Yes, and they’re always my favourite kind of albums. Something I can relate to and take something away from. Any of my favourite albums in the past, when I’ve been going through a similar thing that the lyricist has written about, it’s always helped so much. It’s important music, especially heavy music, because it makes you feel a part of that thing.
Is there new music on the horizon now?
There’s definitely new music! We’ve been writing a lot. We’re going to have a little bit of a break from that while we’re on tour but hopefully the tour will inspire even more stuff. There’s definitely more music on the way, and definitely a big year for us!
Later on this year too you’ll be doing shows with The Amity Affliction.

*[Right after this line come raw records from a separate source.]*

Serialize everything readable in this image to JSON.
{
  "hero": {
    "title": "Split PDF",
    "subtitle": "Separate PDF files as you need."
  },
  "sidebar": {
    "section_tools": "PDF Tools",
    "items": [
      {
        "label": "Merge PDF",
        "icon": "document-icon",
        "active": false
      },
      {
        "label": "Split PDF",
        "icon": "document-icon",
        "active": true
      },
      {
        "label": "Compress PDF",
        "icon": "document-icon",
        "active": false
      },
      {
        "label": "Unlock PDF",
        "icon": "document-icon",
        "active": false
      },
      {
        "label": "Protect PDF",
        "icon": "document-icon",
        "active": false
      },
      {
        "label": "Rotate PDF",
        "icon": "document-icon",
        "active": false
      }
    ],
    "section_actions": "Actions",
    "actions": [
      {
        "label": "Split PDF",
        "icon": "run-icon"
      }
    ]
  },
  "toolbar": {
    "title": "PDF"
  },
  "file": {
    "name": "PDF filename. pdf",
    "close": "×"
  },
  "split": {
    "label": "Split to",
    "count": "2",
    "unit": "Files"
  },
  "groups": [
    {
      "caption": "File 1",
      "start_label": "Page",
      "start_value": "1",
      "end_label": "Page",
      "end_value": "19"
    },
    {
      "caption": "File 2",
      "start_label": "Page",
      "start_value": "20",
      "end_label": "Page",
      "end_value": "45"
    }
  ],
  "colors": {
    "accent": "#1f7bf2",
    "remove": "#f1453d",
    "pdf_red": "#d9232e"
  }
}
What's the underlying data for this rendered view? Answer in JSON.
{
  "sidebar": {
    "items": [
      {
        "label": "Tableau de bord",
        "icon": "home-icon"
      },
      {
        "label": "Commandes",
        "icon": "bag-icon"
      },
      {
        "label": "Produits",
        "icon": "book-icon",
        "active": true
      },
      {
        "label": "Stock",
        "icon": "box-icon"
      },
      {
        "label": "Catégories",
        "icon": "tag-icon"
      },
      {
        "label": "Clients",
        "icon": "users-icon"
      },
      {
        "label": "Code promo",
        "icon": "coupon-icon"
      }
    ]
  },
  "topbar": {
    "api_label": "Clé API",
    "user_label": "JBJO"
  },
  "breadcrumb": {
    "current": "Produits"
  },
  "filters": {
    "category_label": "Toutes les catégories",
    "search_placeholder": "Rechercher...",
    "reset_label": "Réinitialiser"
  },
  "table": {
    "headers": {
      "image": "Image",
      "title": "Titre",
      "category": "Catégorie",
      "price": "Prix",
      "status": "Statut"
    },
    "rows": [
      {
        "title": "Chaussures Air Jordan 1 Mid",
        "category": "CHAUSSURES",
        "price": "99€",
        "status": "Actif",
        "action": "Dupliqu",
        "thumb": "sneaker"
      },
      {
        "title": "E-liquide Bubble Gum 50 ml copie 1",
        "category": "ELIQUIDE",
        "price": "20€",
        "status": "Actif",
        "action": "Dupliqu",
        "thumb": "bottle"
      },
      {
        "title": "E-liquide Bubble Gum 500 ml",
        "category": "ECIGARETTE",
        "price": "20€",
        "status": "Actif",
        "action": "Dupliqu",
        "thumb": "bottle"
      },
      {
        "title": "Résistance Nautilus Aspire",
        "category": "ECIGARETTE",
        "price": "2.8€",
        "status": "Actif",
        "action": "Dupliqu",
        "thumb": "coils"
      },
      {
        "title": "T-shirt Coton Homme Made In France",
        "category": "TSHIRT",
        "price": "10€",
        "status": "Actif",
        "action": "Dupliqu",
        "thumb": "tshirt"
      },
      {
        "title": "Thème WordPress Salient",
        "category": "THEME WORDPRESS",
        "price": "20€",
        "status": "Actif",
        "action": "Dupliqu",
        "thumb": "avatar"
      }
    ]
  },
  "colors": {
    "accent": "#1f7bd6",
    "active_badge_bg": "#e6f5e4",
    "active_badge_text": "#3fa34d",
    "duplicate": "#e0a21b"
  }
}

Yeah, that’s something I didn’t think I’d ever say I’d be doing back when I was 18 or 19. I listened to them and I really liked their album Youngbloods. I thought that was such a good album, one of my favourite metalcore albums of that era of my life. If I had told myself at that age that I would be touring with them now, I’d be so excited! I just feel so privileged to play such big shows with such a popular band. It’s an awesome and hopefully we’ll be able to play in front of some new ears and a new crowd that may have never heard of us. It’s such an opportunity, and playing shows like that is just surreal. The best PA, the best lighting, best monitors, a giant stage. It’s awesome to be able to do that.
Do you ever see yourself being in the same sort of position as they are?
Hopefully! Never say never! We’ll see how the new stuff goes, but it would be awesome to be able to play shows that big. They’ve just killed it.